The IMF forecasts a significant uptick in the production of essential minerals like nickel, cobalt, and lithium in the region by the year 2050.

According to the report titled ‘Harnessing Sub-Saharan Africa’s Critical Mineral Wealth,’ Sub-Saharan Africa stands to double its nickel production, triple its cobalt output, and witness a tenfold increase in lithium extraction over the next three decades.

This surge is attributed to the global transition towards clean energy, which is driving the demand for these minerals used in electric vehicles, solar panels, and other renewable energy technologies.

The IMF projects that the revenues generated from the extraction of key minerals, including copper, nickel, cobalt, and lithium, could exceed $16 trillion over the next 25 years.

Sub-Saharan Africa is expected to capture over 10 percent of these revenues, potentially leading to a GDP increase of 12 percent or more by 2050.

The report underscores the transformative potential of this mineral wealth, emphasizing that if managed effectively, it could catalyze economic growth and development across the region.

With Sub-Saharan Africa holding about 30 percent of the world’s proven critical mineral reserves, the IMF highlights the opportunity for the region to become a major player in the global supply chain for these essential resources.

Key countries in Sub-Saharan Africa are already significant contributors to global mineral production.
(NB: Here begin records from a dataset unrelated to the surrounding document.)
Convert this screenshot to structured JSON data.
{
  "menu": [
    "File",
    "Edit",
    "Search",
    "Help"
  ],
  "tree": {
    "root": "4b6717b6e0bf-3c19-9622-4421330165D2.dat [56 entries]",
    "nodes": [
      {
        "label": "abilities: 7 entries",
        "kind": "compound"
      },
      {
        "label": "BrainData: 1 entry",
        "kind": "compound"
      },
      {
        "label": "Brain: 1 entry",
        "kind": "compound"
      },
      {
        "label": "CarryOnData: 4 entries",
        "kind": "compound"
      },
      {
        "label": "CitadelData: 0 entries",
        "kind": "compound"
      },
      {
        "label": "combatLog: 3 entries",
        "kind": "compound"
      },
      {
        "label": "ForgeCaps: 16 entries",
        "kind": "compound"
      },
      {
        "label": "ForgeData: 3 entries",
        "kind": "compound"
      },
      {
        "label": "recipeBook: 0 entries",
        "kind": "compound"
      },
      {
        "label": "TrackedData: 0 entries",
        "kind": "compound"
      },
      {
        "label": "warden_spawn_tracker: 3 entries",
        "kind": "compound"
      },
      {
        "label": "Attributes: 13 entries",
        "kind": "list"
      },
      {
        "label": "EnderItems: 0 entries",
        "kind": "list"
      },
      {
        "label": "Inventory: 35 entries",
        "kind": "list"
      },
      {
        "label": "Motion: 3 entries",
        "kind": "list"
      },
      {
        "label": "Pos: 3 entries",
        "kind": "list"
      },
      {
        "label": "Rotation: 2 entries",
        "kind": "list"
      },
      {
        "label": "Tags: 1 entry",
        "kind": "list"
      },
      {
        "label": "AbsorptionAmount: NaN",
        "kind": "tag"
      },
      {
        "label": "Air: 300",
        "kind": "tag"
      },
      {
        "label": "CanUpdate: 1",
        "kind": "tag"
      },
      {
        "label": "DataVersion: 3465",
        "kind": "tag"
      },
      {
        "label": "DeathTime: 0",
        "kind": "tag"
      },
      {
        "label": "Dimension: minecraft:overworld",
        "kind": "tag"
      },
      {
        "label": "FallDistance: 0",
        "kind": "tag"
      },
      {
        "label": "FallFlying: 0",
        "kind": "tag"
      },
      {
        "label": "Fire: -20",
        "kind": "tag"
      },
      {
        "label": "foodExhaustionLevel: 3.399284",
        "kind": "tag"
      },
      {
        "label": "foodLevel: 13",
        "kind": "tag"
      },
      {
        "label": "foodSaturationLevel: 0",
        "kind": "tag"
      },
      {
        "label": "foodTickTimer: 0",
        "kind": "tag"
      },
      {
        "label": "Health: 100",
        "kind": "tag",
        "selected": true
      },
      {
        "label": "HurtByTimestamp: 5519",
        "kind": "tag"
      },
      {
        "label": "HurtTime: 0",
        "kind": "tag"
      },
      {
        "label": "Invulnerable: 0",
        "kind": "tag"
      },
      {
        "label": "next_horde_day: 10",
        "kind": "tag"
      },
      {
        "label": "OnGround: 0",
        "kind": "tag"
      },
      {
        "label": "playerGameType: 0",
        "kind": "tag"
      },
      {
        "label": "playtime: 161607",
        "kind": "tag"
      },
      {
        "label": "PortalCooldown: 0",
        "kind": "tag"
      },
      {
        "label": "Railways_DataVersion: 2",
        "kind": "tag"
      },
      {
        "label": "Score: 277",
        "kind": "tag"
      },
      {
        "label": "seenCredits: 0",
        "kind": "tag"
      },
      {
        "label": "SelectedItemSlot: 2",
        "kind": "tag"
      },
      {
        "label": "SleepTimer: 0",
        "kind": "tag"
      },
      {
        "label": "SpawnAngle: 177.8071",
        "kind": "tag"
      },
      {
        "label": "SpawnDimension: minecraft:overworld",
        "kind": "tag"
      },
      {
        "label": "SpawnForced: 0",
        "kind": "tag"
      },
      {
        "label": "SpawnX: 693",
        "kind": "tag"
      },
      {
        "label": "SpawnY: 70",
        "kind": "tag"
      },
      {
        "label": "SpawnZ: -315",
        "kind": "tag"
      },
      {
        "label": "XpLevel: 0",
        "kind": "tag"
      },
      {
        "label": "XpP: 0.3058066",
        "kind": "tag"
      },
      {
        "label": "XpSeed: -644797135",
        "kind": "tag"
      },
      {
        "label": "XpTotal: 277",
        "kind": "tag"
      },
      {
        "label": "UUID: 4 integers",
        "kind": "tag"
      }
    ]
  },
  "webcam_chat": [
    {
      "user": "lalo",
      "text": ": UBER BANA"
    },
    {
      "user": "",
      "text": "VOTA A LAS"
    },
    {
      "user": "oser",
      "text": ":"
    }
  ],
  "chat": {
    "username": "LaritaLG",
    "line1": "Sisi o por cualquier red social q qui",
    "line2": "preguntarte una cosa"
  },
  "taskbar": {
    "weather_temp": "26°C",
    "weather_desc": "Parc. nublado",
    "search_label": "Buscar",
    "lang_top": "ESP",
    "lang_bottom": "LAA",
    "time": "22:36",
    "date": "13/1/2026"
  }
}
For instance, the Democratic Republic of Congo (DRC) accounts for over 70 percent of global cobalt output and approximately half of the world’s proven reserves.

Other countries like South Africa, Gabon, Ghana, Zimbabwe, and Mali also possess significant reserves of critical minerals.

However, the report also raises concerns about the need for local processing of these minerals to capture more value and create higher-skilled jobs within the region.

While raw mineral exports contribute to revenue, processing these minerals locally could significantly increase their value and contribute to sustainable development.

The IMF calls for policymakers to focus on developing local processing industries to maximize the economic benefits of the region’s mineral wealth.

By diversifying economies and moving up the value chain, countries can reduce their vulnerability to commodity price fluctuations and enhance their resilience to external shocks.

The report concludes by advocating for regional collaboration and integration to create a more attractive market for investment in mineral processing industries.

By working together across borders, Sub-Saharan African countries can unlock the full potential of their critical mineral wealth and pave the way for sustainable economic growth and development.